Poets & Their Kind

Updated: Jul 23

1.

It’s a peculiar situation that writers find themselves in, isn’t it? We work in solitary, spiritual prisoners of our own devising, away even from others doing the same work—even artist colonies keep us apart during the work day.  

But then, after that day’s work ends in inevitable failure or the startle of success, we want others around, even need them around.  But we want this in a special way:  because we do not necessarily want them around as real entities.  

We want (maybe I should say, I want) the idea of others, that is, the idea that they could be there, whether they are or not.  And we want them there not to lament the failure or to rejoice in the success, but to be there, part of the world that comes after the writing.

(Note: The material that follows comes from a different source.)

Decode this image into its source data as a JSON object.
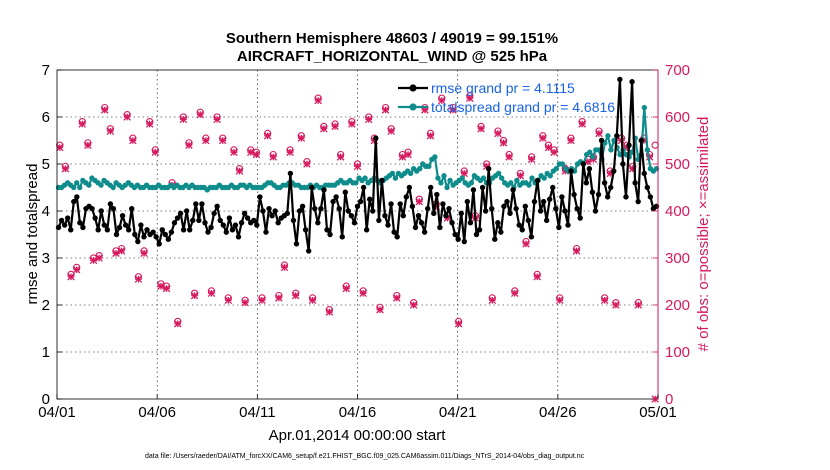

I said the situation was peculiar.  Maybe I should have said strange.

This idea of the community of others is one kind of  informal, virtual, but necessary community.  There is another kind, the factual or real community, created, ongoing, institutionalized:  an actual thing.  It is the kind produced by and from writing workshops, and readings, and teaching—by intention and effort.  

Both are important, both necessary.  I want to explore notions about them in this post.  


2.

The situation of the poet is that we practice our sullen art (apologies to Dylan Thomas for dropping the “craft” of his characterization in favor of the option) alone, in an effort that is not and cannot be communal.

The art requires our journey into darkness as individuals who carry only what we are, seeking to bring something back into the light.  Our fidelity to that experience makes our poems true for us in the moments of creation and for those who will later read what we have made.

The work is ongoing, of course.  There’s a line of Paul Valery’s that captures the necessary intensity of the work as well as the inevitable failure of the effort: “A poem is never finished,” he says, “it is only abandoned.” I love that.  

It is our failures—for every poem fails its inspiration—that we must live with and acknowledge, afterwards, if we are honest.  They are not sharable, except as an accumulated weight, a burden we carry until the next poem is finally abandoned, and the burden is replaced. 

The journey and the fidelity to it, the failure of abandonment, the solitariness, the success, and so much else specific to the task, are what make the writing life different than others.  

What I say here applies to other artists as well, I think; but I am not a painter, sculptor, and do not engage in other arts, so I cannot speak with much certainty about them. 


3.

Here’s the thing I want to stress:  that every other human activity I can think of, even the most abstruse, has its stresses and strains, its pressures, its integrity; but all have at least the comfort of collaboration.  The experience of poets is unique to the poetry community, and even unique, sui generis, to each writer.  

So who else can we share it with at day’s end except another writer, someone who could understand the experience in the way we do?   I don’t mean we want or need to talk about it, though of course some do; only that there is a common knowledge, a common frustration that brings and binds us together, that is the bridge between us.  The secret is that we could talk about it, whether we do or not.

In my case, it is after creation of the work, or more likely, after a day of work at the process of creation (for per Valery, the process does not end) that community becomes important.  What do I want at that point? Everything. Nothing. Contact. Appreciation and support, I suppose.